Ned sacudió la cabeza y luego se volvió hacia ella, sentada a su lado.

—No he visto un fantasma, pero casi… Acabo de recordar de qué conozco el nombre de Stephen Lightman. Es un científico que trabaja en el viaje en el tiempo.

—¡Eso cuadra con el contenido de las cintas! —dijo Olga, entusiasmada; pero enseguida recapacitó para añadir—: Pero es imposible…

—A decir verdad, yo ya no sé qué es imposible y qué no. Hace un par de años conseguí infiltrarme en el Área 51. ¿Sabes de qué te hablo?

—Sí, claro, la base secreta de los extraterrestres. He visto Expediente X. Aunque es sólo un mito, ¿no?

—En absoluto. Lo de los extraterrestres, sí, pero la base existe en la realidad. Es un complejo gigantesco en medio del desierto de Nevada. Antiguamente estaba borrada de los mapas, hasta que llegó Google Earth con sus imágenes aéreas, y los militares tuvieron que fastidiarse.
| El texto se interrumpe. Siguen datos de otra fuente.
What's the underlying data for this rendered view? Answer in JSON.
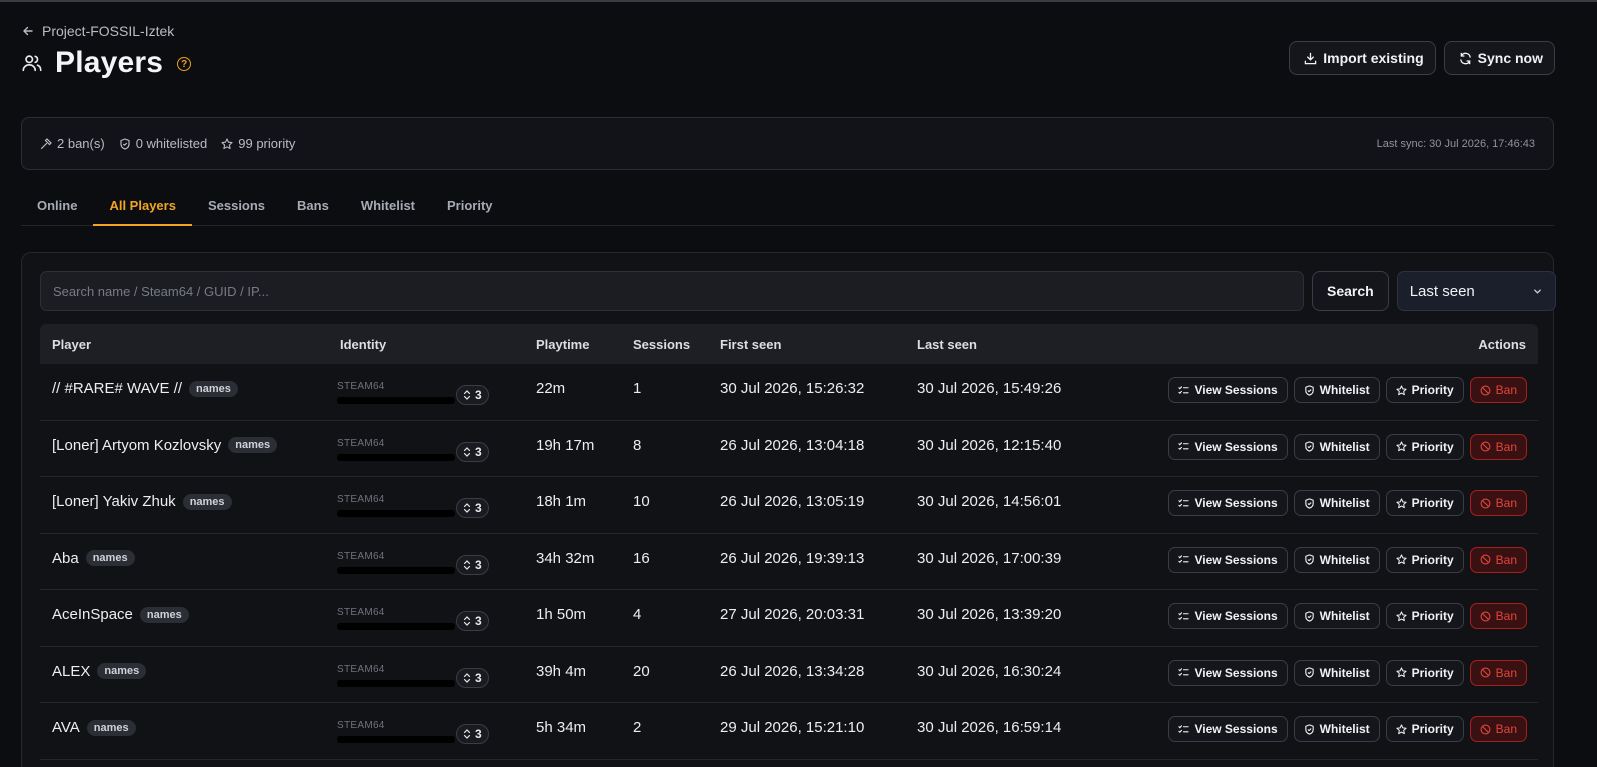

Ned accedió a la primera página en que se mencionaba al profesor Lightman. Sólo hacía referencia a una publicación antigua sobre la teoría de supercuerdas y la undécima dimensión, una parte de la física cuántica relacionada con la esencia íntima del espacio-tiempo. El resto de los enlaces eran referencias similares, o sobre datos académicos de varias universidades prestigiosas. Todas ellas tenían otro punto en común: ninguna decía a qué se había dedicado el genial investigador a partir de finales de los años noventa. Era como si Stephen Lightman se hubiera retirado por completo del mundo. Los enlaces de la segunda página de resultados contenían más de lo mismo. Hasta que Ned abrió el penúltimo.

—¡Oh, Dios mío…!

Se sintió como si le hubieran derramado encima un jarro de agua fría. La página mostraba un obituario en el que se recogía la noticia del fallecimiento del profesor. Fue poco después de los atentados del 11-S. Al parecer, Lightman había muerto en un accidente de automóvil en Massachusetts.

—Esto lo cambia todo. El hombre al que estaba dirigido el sobre ya no vive…

Ned estaba conmocionado por el golpe. No había contado siquiera con esa posibilidad.

—Eso no tiene sentido… —dijo Olga.

—¿A qué te refieres?

—Quienquiera que enviara el mensaje tenía que saber que Lightman estaría vivo para recibirlo.

—Sí, pero para recibirlo a partir de 1969, cuando fue hallado en la Luna.

—Ah, claro… ¿Sería ya entonces un científico importante?

—Buena pregunta. Aunque hay otra más inquietante: ¿Desde cuándo lo envió? Yo vi su nombre en un archivo del Área 51, y eso fue después del 11-S. Lo cual, pensándolo bien, no implica que estuviera vivo aún. Quizá hacía referencia a sus anteriores investigaciones. No lo sé…

—Esperemos que Aldrin tenga alguna respuesta.

—Sí, ojalá. Esto se está complicando cada vez más. Tengo la sensación de no entender nada. Y no me gusta.